In an action for a divorce and ancillary relief, the defendant appeals, as limited by his notice of appeal and brief, from so much of a judgment of the Supreme Court, Rockland County (Weiner, J.), dated January 29, 2010, as, upon a decision of the same court dated November 19, 2009, made after a nonjury trial, (1) awarded to the plaintiff a sum equal to the value of 50% of the value of the parties’ nonretirement marital assets, (2) determined that the proceeds of certain stock options constituted marital property, (3) determined that a bonus paid to him by his former employer, ESA, constituted marital property, and (4) directed him to pay to the plaintiff the sum of $250,000, representing 50% of the sum he withdrew from a certain bank account immediately prior to or after the commencement of the divorce action, plus interest.
Ordered that the judgment is affirmed insofar as appealed from, with costs.
Trial courts are vested with broad discretion in making equitable distributions of marital property (see Raville v Elnomany, 76 AD3d 520, 521 [2010]; Saleh v Saleh, 40 AD3d 617, 617-618 [2007]; Bossard v Bossard, 199 AD2d 971 [1993]). In exercising that broad discretion, courts must remember that “[although equitable distribution is not necessarily equal distribution, where . . . both spouses equally contribute to a marriage that is of long duration, a division of marital assets should be made that is as equal as possible” (Miller v Miller, 128 AD2d 844, 845 [1987] [citation omitted]). Here, in light of, inter alia, the long duration of the marriage and the respective contributions of the parties, the Supreme Court did not improvidently exercise its discretion in awarding to the plaintiff a sum equal to 50% of the value of the parties’ nonretirement marital assets (see Domestic Relations Law § 236 [B] [5] [d]; Raville v Elnomany, 76 AD3d at *1013522; Graves v Graves, 307 AD2d 1022, 1023-1024 [2003]; Meza v Meza, 294 AD2d 414, 415-416 [2002]; cf. Adjmi v Adjmi, 8 AD3d 411, 412-413 [2004]).
The defendant contends that the Supreme Court erred in determining that the proceeds of certain stock options granted to him constituted marital property subject to equitable distribution. We disagree. Some of the stock options were granted to the defendant prior to the date of the parties’ 1991 marriage, and those options initially constituted his separate property (see Domestic Relations Law § 236 [B] [1] [d] [1], [3]). The remaining stock options were granted to him after the date of the marriage, and all of the stock options were redeemed or exercised in 1996, during the marriage.

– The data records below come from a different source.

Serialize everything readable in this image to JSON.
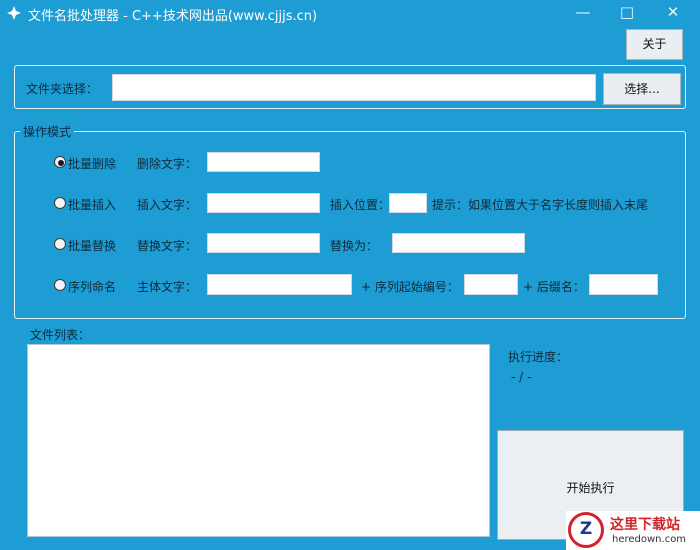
{
  "window": {
    "title": "文件名批处理器 - C++技术网出品(www.cjjjs.cn)"
  },
  "toolbar": {
    "about_label": "关于"
  },
  "folder": {
    "label": "文件夹选择：",
    "value": "",
    "browse_label": "选择..."
  },
  "mode_group": {
    "title": "操作模式",
    "rows": [
      {
        "option": "批量删除",
        "selected": true,
        "text_label": "删除文字："
      },
      {
        "option": "批量插入",
        "selected": false,
        "text_label": "插入文字：",
        "extra_label": "插入位置：",
        "hint": "提示：如果位置大于名字长度则插入末尾"
      },
      {
        "option": "批量替换",
        "selected": false,
        "text_label": "替换文字：",
        "extra_label": "替换为："
      },
      {
        "option": "序列命名",
        "selected": false,
        "text_label": "主体文字：",
        "extra_label": "+ 序列起始编号：",
        "extra2_label": "+ 后缀名："
      }
    ]
  },
  "file_list": {
    "label": "文件列表："
  },
  "progress": {
    "label": "执行进度：",
    "value": "- / -"
  },
  "execute": {
    "label": "开始执行"
  },
  "watermark": {
    "name": "这里下载站",
    "domain": "heredown.com"
  },
  "colors": {
    "window_bg": "#1e9cd4",
    "watermark_red": "#d2232a"
  },
  "icons": {
    "app": "app-icon",
    "minimize": "minimize-icon",
    "maximize": "maximize-icon",
    "close": "close-icon"
  }
}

The entire proceeds of the redemption of the stock options were subsequently commingled with marital funds in a certain investment account that, at the relevant time period, was titled jointly in the names of the parties. At trial, the defendant failed to demonstrate with “sufficient particularity” that any money in the investment account was directly traceable to those stock options that were originally his separate property (Massimi v Massimi, 35 AD3d 400, 402 [2006]), inasmuch as he did not produce relevant documentation as to deposits and withdrawals for the account. Under these circumstances, the Supreme Court did not err in determining that the entire sum representing the proceeds of the stock options, valued as of the date of trial, constituted marital property (id. at 402; see Lynch v King, 284 AD2d 309, 310 [2001]).
The Supreme Court properly determined that a bonus received in 1996 by the defendant from a company known as FSA constituted marital property. Notably, the defendant commenced his employment at FSA five years into the marriage, and the entire period of his employment at FSA was during the marriage (cf. DeJesus v DeJesus, 90 NY2d 643, 652 [1997]). Under the circumstances, the Supreme Court did not err in finding that the defendant did not rebut the presumption, applicable to property acquired during the marriage (id. at 648; see Tung Auyeung v Yinyin Mui, 82 AD3d 477 [2011]), that the bonus constituted marital property (see Domestic Relations Law § 236 [B] [1] [c]; cf. DeJesus v DeJesus, 90 NY2d at 652).
Finally, the Supreme Court did not err in directing the defendant to pay to the plaintiff the sum of $250,000, 50% of the sum he withdrew from a joint bank account immediately prior to or after the commencement of this action, as the record shows that this transaction was performed in contemplation of divorce (see Domestic Relations Law § 236 [B] [5] [d] [12]; Xikis v Xikis, 43 AD3d 1040, 1042 [2007]; Buchsbaum v Buchsbaum, 292 *1014AD2d 553, 554 [2002]; Ferraro v Ferraro, 257 AD2d 596, 597 [1999]). Mastro, J.E, Balkin, Leventhal and Belen, JJ., concur.